Breast cancer affects one out of every eight women in the United States,1 accounting for approximately 40,000 deaths in 2010.2 But with only about 10% of cases thought to be caused by inherited genes,3 scientists are increasingly focused on the role environmental factors play in disease development.
"Breast cancer is a leading cause of death among women in their prime years," reports Sarah Janssen, assistant clinical professor in the UCSF Division of Occupational and Environmental Medicine and senior scientist at the Natural Resources Defense Council (NRDC). "A lot of money and research has been put into better detection and treatment, and as a result, women are living longer with their illness. However, we still don't know what causes breast cancer, and we need more research focused on prevention."
A recent report co-authored by Janssen and Megan Schwarzman, Pathways to Breast Cancer: A Case Study for Innovation in Chemical Safety Evaluation, has provided an important first step to untangling the link between breast cancer and chemical pollutants in the environment. Schwarzman is an associate director of the Berkeley Center for Green Chemistry and research scientist in the School of Public Health.
Though breast cancer is hypothesized to be associated with industrial chemical exposure and the use of consumer products, little is known about the toxicity of tens of thousands of chemicals commonly used in the United States.4 While research is ongoing to address this data gap, Schwarzman points to the need to act in the short-term. "The project asked how to use current test methods and make decisions with what we know now."
For their investigation, Janssen and Schwarzman adopted the disease end-point approach developed by the National Academy of Sciences in their report, Toxicity Testing in 21st Century, which was co-authored by COEH faculty Gina Solomon, senior scientist for the NRDC and co-director of the OEM Residency program at UCSF.
It recommends scientists look upstream for early signs of disease, and where possible, use emerging laboratory tests capable of screening hundreds of chemicals in in vitro high-throughput assays. "Our project was a way to put some flesh on the bones of that report by focusing on a specific disease like breast cancer," said Janssen.
To conduct the project, Schwarzman and Janssen convened a multidisciplinary expert panel representing the fields of cancer biology, toxicology, medicine, epidemiology, environmental justice, public health and public policy.
The panel first identified what scientists have already demonstrated to be early indicators of breast cancer development. Put simply by Janssen, "Before a tumor grows, what can predict that it will develop?" Examples included cell or tissue changes indicative of altered mammary gland development, and susceptibility factors such as obesity or early puberty.
The panel then developed a testing scheme, called the Hazard Identification Approach, to prioritize chemicals for testing and ultimately single-out chemicals that may raise the risk of breast cancer. They also identified gaps where assays have not yet been developed, and did a scientific review to pilot test the approach.4
"Our goal was to pilot this approach through the lens of breast cancer, rather than developing a boutique toxicity testing scheme unique to a single disease. Ideally, the same approach can be applied to other disease end-points and ultimately combined to form a comprehensive approach to chemical testing," said Schwarzman.

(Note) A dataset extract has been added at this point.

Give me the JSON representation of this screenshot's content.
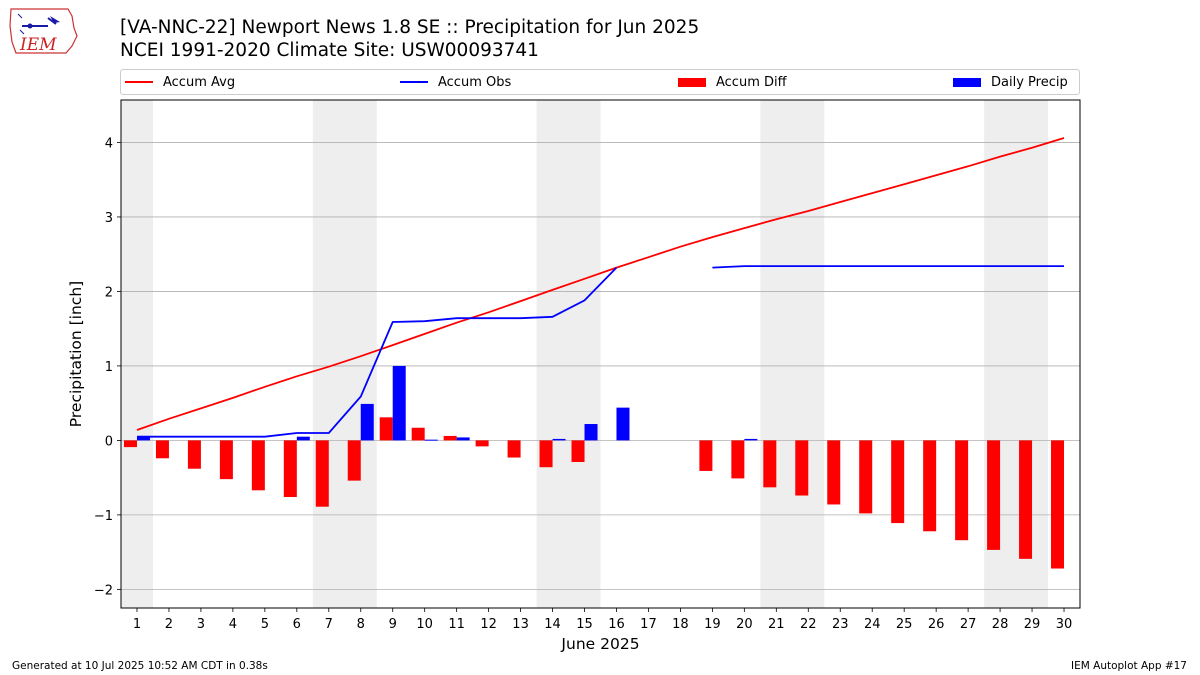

The project aims to dovetail with ongoing efforts to improve chemicals policy, including the regulatory process currently underway within California's Department of Toxic Substances Control as part of the state's Green Chemistry Initiative passed into law in 2008.5
"The pendulum is swinging," says Schwarzman. "A major motivator is the European chemicals regulation, REACH (Registration, Evaluation, Authorization and Restriction of Toxic Chemicals), which demonstrates that comprehensive chemicals policy reform can be done—the ship has sailed." This first-of-its kind regulation, which applies equally to chemical producers in Europe and abroad, requires manufacturers to generate and disclose chemical information in a central database or face the loss of access to the largest market in the world.6
"Chemical producers must provide information, but what information?" Janssen asks. "Our report was a way to answer that question for a disease that is a major public health issue affecting millions of women. If we did a better job of identifying chemicals upfront that were linked to the disease we could prevent a lot of pain and suffering."
Pathways to Breast Cancer: A Case Study for Innovation in Chemical Safety Evaluation was produced by UC Berkeley and the Natural Resources Defense Council and funded by a special research initiative of the California Breast Cancer Research Program (CBCRP) to investigate the associations between breast cancer and the environment. Following its release, CBCRP issued a Request for Proposal with $5 million in funding for the development of assays identified as gaps in the report.
4 "Pathways to Breast Cancer: A Case Study for Innovation in Chemical Safety Evaluation." A report of the Breast Cancer and Chemicals Policy Project produced by the University of California, Berkeley, and the Natural Resources Defense Council, with funding from the California Breast Cancer Research Program, University of California Office of the President.